Pechman Law Group recently settled overtime cases for a worker at a 7-Eleven on Long Island for $60,000, two restaurant workers at Oaxaca Taqueria Restaurants in Manhattan for $82,500, and a Dunkin’ Donuts worker in Queens for $30,000. Under the FLSA, employees must receive overtime pay for hours worked over 40 in a workweek at a rate of at least one and a half times their regular rate of pay.
New York State Red Robin Restaurants have agreed to pay $900,000 to current and former servers to settle claims for tip splitting violations and violating the 80/20 rule.
The Red Robin Restaurants required their servers to share tips with expediters, even though expediters had little to no direct interaction with customers. Expediters do not customarily and regularly receive tips. The restaurants took a tip credit to pay the waitresses, waiters, and bussers a tipped minimum wage. Under the Fair Labor Standards Act (“FLSA”) and New York Labor Law (“NYLL”), however, employers lose the privilege of paying workers a tipped minimum wage when they require tip sharing with workers who are not entitled to tips, such as expediters or other back of house workers.

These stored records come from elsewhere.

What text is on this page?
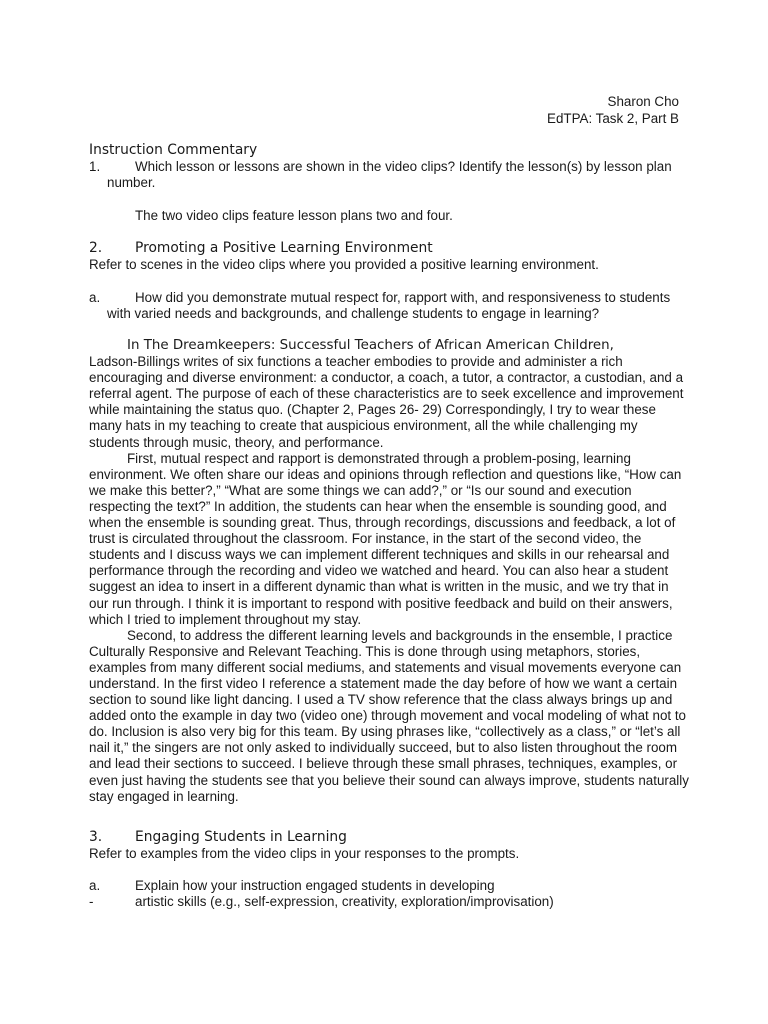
Sharon Cho
EdTPA: Task 2, Part B
Instruction Commentary
1.	Which lesson or lessons are shown in the video clips? Identify the lesson(s) by lesson plan number.

The two video clips feature lesson plans two and four.

2. Promoting a Positive Learning Environment

Refer to scenes in the video clips where you provided a positive learning environment.

a.	How did you demonstrate mutual respect for, rapport with, and responsiveness to students with varied needs and backgrounds, and challenge students to engage in learning?

In The Dreamkeepers: Successful Teachers of African American Children,

Ladson-Billings writes of six functions a teacher embodies to provide and administer a rich encouraging and diverse environment: a conductor, a coach, a tutor, a contractor, a custodian, and a referral agent. The purpose of each of these characteristics are to seek excellence and improvement while maintaining the status quo. (Chapter 2, Pages 26- 29) Correspondingly, I try to wear these many hats in my teaching to create that auspicious environment, all the while challenging my students through music, theory, and performance.

First, mutual respect and rapport is demonstrated through a problem-posing, learning environment. We often share our ideas and opinions through reflection and questions like, “How can we make this better?,” “What are some things we can add?,” or “Is our sound and execution respecting the text?” In addition, the students can hear when the ensemble is sounding good, and when the ensemble is sounding great. Thus, through recordings, discussions and feedback, a lot of trust is circulated throughout the classroom. For instance, in the start of the second video, the students and I discuss ways we can implement different techniques and skills in our rehearsal and performance through the recording and video we watched and heard. You can also hear a student suggest an idea to insert in a different dynamic than what is written in the music, and we try that in our run through. I think it is important to respond with positive feedback and build on their answers, which I tried to implement throughout my stay.

Second, to address the different learning levels and backgrounds in the ensemble, I practice Culturally Responsive and Relevant Teaching. This is done through using metaphors, stories, examples from many different social mediums, and statements and visual movements everyone can understand. In the first video I reference a statement made the day before of how we want a certain section to sound like light dancing. I used a TV show reference that the class always brings up and added onto the example in day two (video one) through movement and vocal modeling of what not to do. Inclusion is also very big for this team. By using phrases like, “collectively as a class,” or “let’s all nail it,” the singers are not only asked to individually succeed, but to also listen throughout the room and lead their sections to succeed. I believe through these small phrases, techniques, examples, or even just having the students see that you believe their sound can always improve, students naturally stay engaged in learning.

3. Engaging Students in Learning

Refer to examples from the video clips in your responses to the prompts.

a.	Explain how your instruction engaged students in developing
-	artistic skills (e.g., self-expression, creativity, exploration/improvisation)
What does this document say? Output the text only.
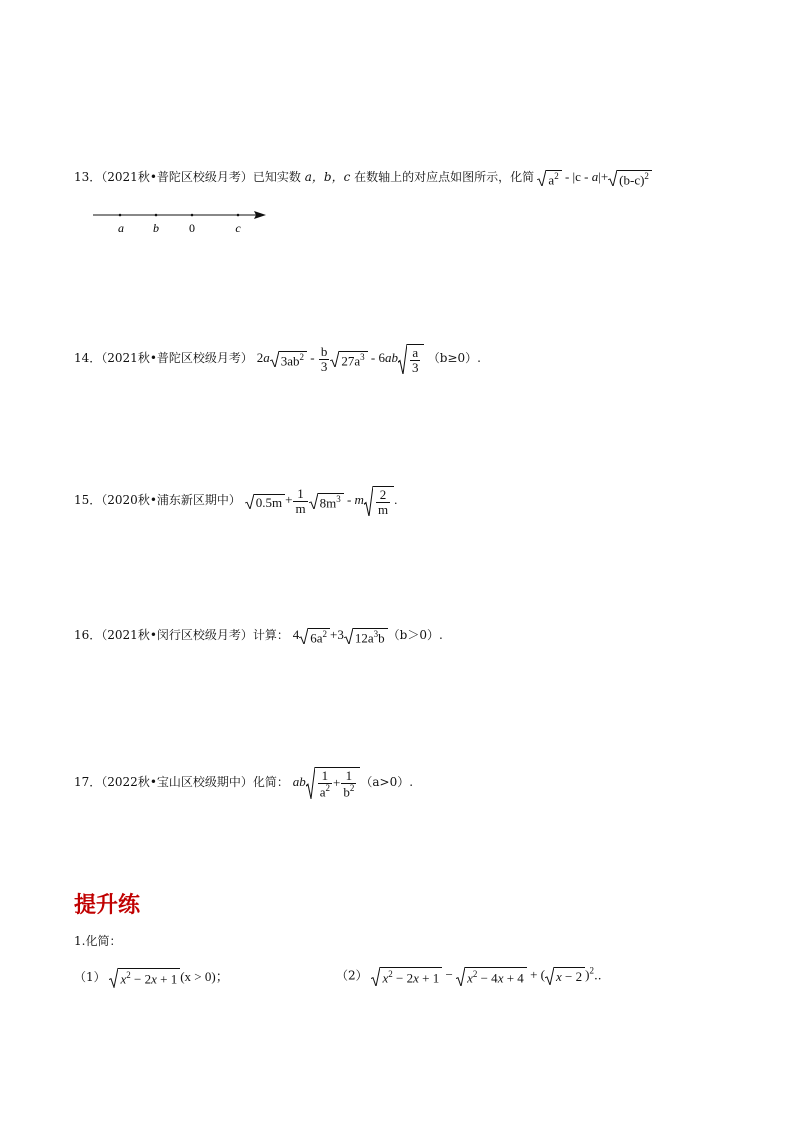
13．（2021秋•普陀区校级月考）已知实数 a，b，c 在数轴上的对应点如图所示，化简 $a^2 - |c - a|+ (b-c)^2$
a b	0	c
14．（2021秋•普陀区校级月考） 2a $3ab^2 - \frac{b}{3} 27a^3 - 6ab \frac{a}{3} (b\ge 0)$.
15．（2020秋•浦东新区期中） $0.5m + \frac{1}{m} 8m^3 - m \frac{2}{m}$ .
16．（2021秋•闵行区校级月考）计算： 4 $6a^2 +3$ $12a^3b$ （b＞0）.
17．（2022秋•宝山区校级期中）化简： ab $\frac{1}{a^2} + \frac{1}{b^2} (a>0)$.
提升练
1.化简：
（1） $x^2 - 2x + 1$ (x > 0)；	（2） $x^2 - 2x + 1$ −
$x^2 - 4x + 4$ + ( x − 2 )$^2$..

The servers also allege they spent more than twenty percent of their shifts performing side work, including cleaning, preparing food, refilling condiments, and stocking and replenishing the bar and food stations. Under the FLSA and NYLL, employers are allowed to take a “tip credit” and pay waiters, bussers, and bartenders below the federal minimum wage. The United States Department of Labor regulations provide, however, that a restaurant will not qualify for the “tip credit” for employees that spend more than 20% of their time performing non-tipped work.
The $900,000 settlement was preliminarily approved by Gary R. Brown, a federal magistrate judge in New York. The settlement includes all 16 Red Robin Restaurants located throughout New York State and covers 2,153 servers who worked at any New York Red Robin from January 20, 2010 to December 31, 2016. A fairness hearing in the case is scheduled for June 2017.
The settlement fund will be distributed among current and former New York State Red Robin servers based on the number of tipped hours they worked during the period January 20, 2010 to December 31, 2016. Red Robin settled a similar wage theft lawsuit with Pennsylvania restaurant workers in 2016 for $1.3 Million.